One thing I have wanted to try for a while is meditation. Several friends have suggested that I try it, and although I have been interested in it for a while, I felt like I didn’t quite know what meditation meant or how to begin. I also didn’t quite see it as a spiritual process, but more as a way to clear the mind of clutter. This week, though, I felt a strong desire to explore the concept more thoroughly, and this morning I found myself reading this article and then trying in my own way to follow the direction it gave me. It was actually a very positive experience for me; I felt strangely relaxed and invigorated afterwards, and I was able to draw upon the imagery from that brief meditation session throughout the day to help prevent myself from being swayed by too much emotion. I want to learn more about the process of meditation and hope to practice it some more. Tomorrow I plan to take a trip to the local bookstore and see if they have any books on the topic that I can’t resist. (Alone, without the kids! That is always such a treat for me.)
I also stumbled across this website as I was searching for more information on meditation, and I was pretty surprised at the wide variety of topics that it covers. What struck me the most when I read the main page was all of those categories listed on the left that encompass what could be considered major life changes. I realized that I have been through many of those things myself in the past year, and still have more yet to undergo--a pretty wide variety of topics, from adopting a pet or getting divorced to moving into a new home or finding a new job. It was kind of surprising to recognize how many of those major changes I have been through, and how my kids are I are thriving in spite of it all, as best as we possibly can under the circumstances. It also allowed me to cut myself a little bit of slack about not having accomplished all that I wish I had by now; there are only so many things a person can do at one time. And there is also information on that site about spirituality that I hope will be helpful as I continue to search for ways to complete that part of myself.
In any case, I find that it benefits me and my kids to learn more about how to take care of myself, so that there is more of me to give to my children and my other relationships. I have discovered many things over the past few years that helped me work my way through some major life changes and brought more of a sense of balance to my life, including books, music, writing, friends, long walks with my dog, and afternoons at the beach. I see this search for spiritual balance as one more way of completing the picture of who I am and who I want to become, and I anticipate that it will be a long road with a lot of things for me to learn along the way; I’m kind of excited about that.

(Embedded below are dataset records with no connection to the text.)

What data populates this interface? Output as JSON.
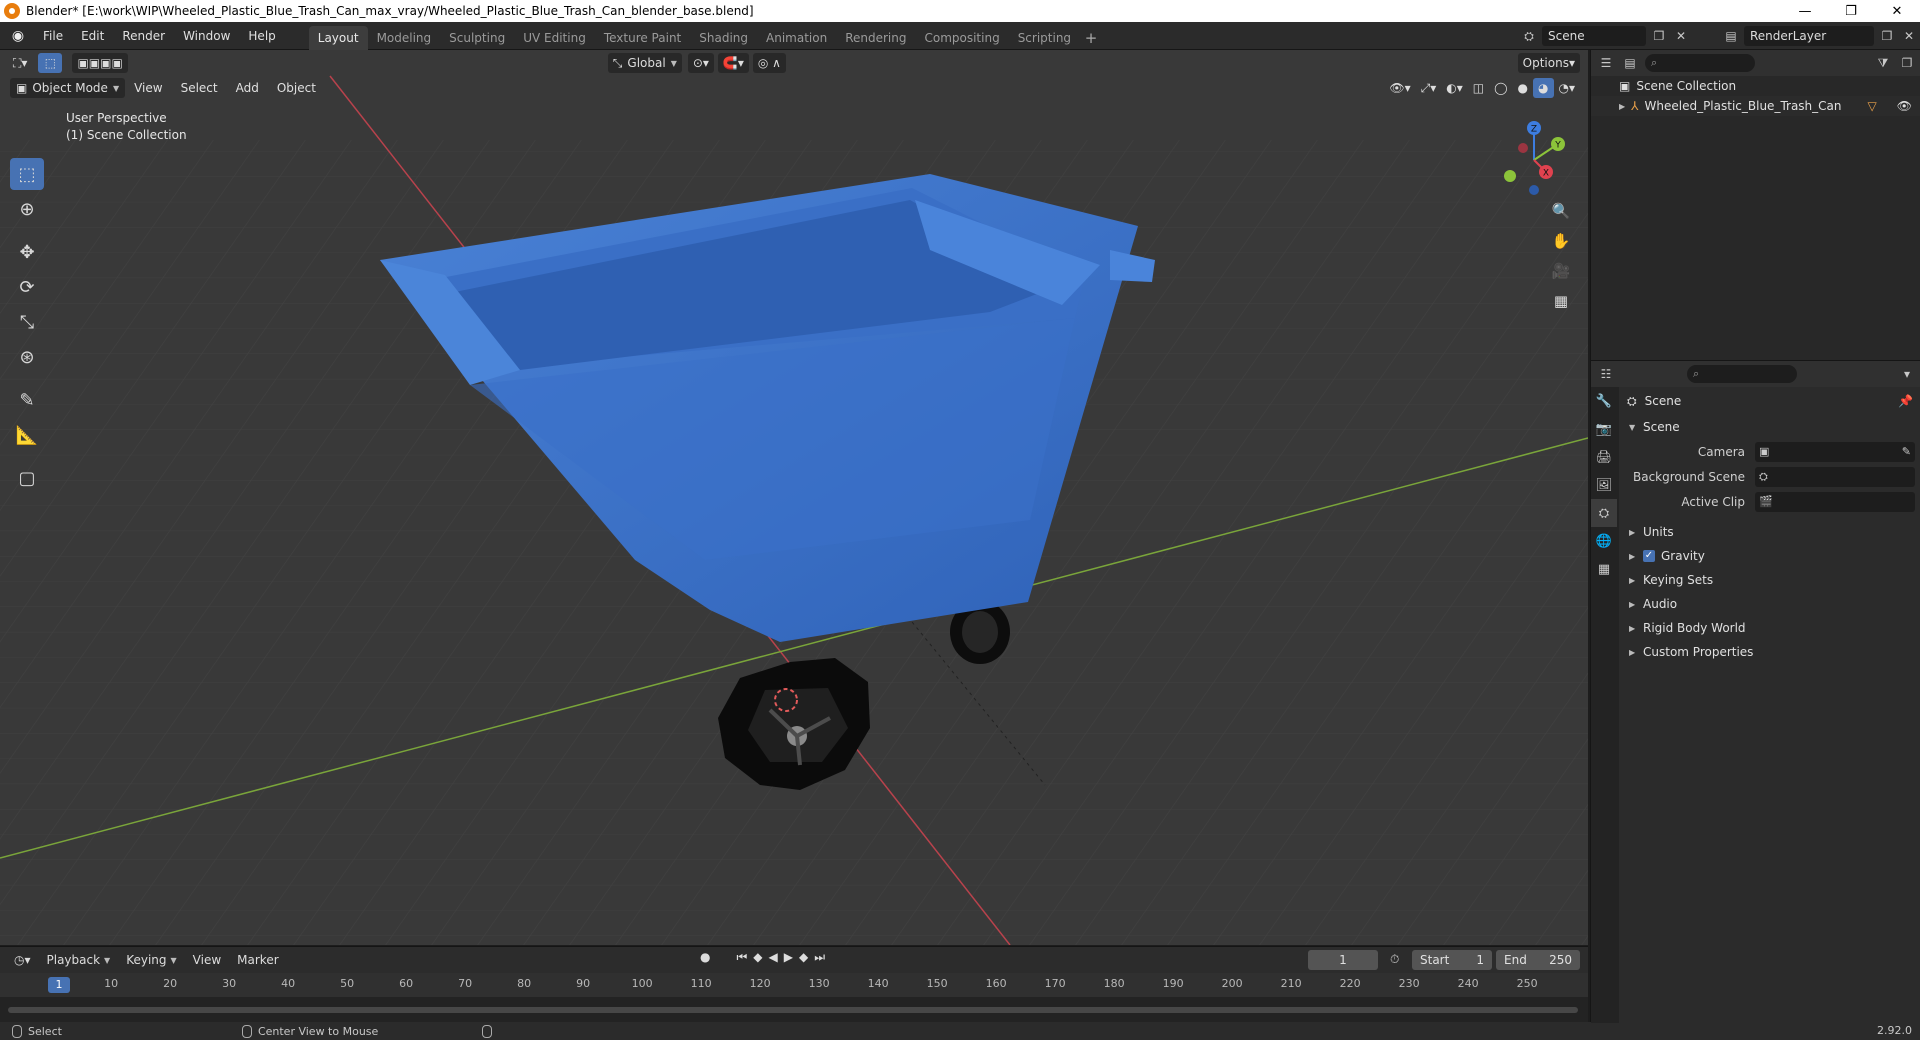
{
  "window": {
    "title": "Blender* [E:\\work\\WIP\\Wheeled_Plastic_Blue_Trash_Can_max_vray/Wheeled_Plastic_Blue_Trash_Can_blender_base.blend]",
    "minimize": "—",
    "maximize": "❐",
    "close": "✕"
  },
  "menu": [
    "File",
    "Edit",
    "Render",
    "Window",
    "Help"
  ],
  "workspaces": [
    "Layout",
    "Modeling",
    "Sculpting",
    "UV Editing",
    "Texture Paint",
    "Shading",
    "Animation",
    "Rendering",
    "Compositing",
    "Scripting"
  ],
  "active_workspace": "Layout",
  "scene_name": "Scene",
  "render_layer": "RenderLayer",
  "viewport": {
    "mode": "Object Mode",
    "header_menu": [
      "View",
      "Select",
      "Add",
      "Object"
    ],
    "transform_orientation": "Global",
    "options_label": "Options",
    "perspective_label": "User Perspective",
    "collection_label": "(1) Scene Collection",
    "gizmo_axes": {
      "x": "X",
      "y": "Y",
      "z": "Z"
    }
  },
  "colors": {
    "accent": "#4772b3",
    "axis_x": "#e0424f",
    "axis_y": "#8cc43a",
    "axis_z": "#3d7de0",
    "trash_can": "#3a6fc6"
  },
  "timeline": {
    "menu": [
      "Playback",
      "Keying",
      "View",
      "Marker"
    ],
    "current_frame": "1",
    "start_label": "Start",
    "start": "1",
    "end_label": "End",
    "end": "250",
    "ticks": [
      "10",
      "20",
      "30",
      "40",
      "50",
      "60",
      "70",
      "80",
      "90",
      "100",
      "110",
      "120",
      "130",
      "140",
      "150",
      "160",
      "170",
      "180",
      "190",
      "200",
      "210",
      "220",
      "230",
      "240",
      "250"
    ],
    "playhead": "1"
  },
  "status": {
    "left": "Select",
    "middle": "Center View to Mouse",
    "version": "2.92.0"
  },
  "outliner": {
    "root": "Scene Collection",
    "items": [
      "Wheeled_Plastic_Blue_Trash_Can"
    ]
  },
  "properties": {
    "breadcrumb": "Scene",
    "panel": "Scene",
    "rows": [
      {
        "label": "Camera",
        "value": ""
      },
      {
        "label": "Background Scene",
        "value": ""
      },
      {
        "label": "Active Clip",
        "value": ""
      }
    ],
    "sections": [
      "Units",
      "Gravity",
      "Keying Sets",
      "Audio",
      "Rigid Body World",
      "Custom Properties"
    ]
  }
}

And incidentally, I feel like this blog is doing a terrible job of saying what I want to say, but I'm going to post it anyway because I can.
1 comments:
As trite as it may sound, this is why we, as Christians are told to love our neighbor as ourselves. God knew that we needed to see to our own needs, discover ourselves and feel at home with ourselves in order that we might accept and love ourselves and then in turn, love others with the same compassion. It's harder than it sounds.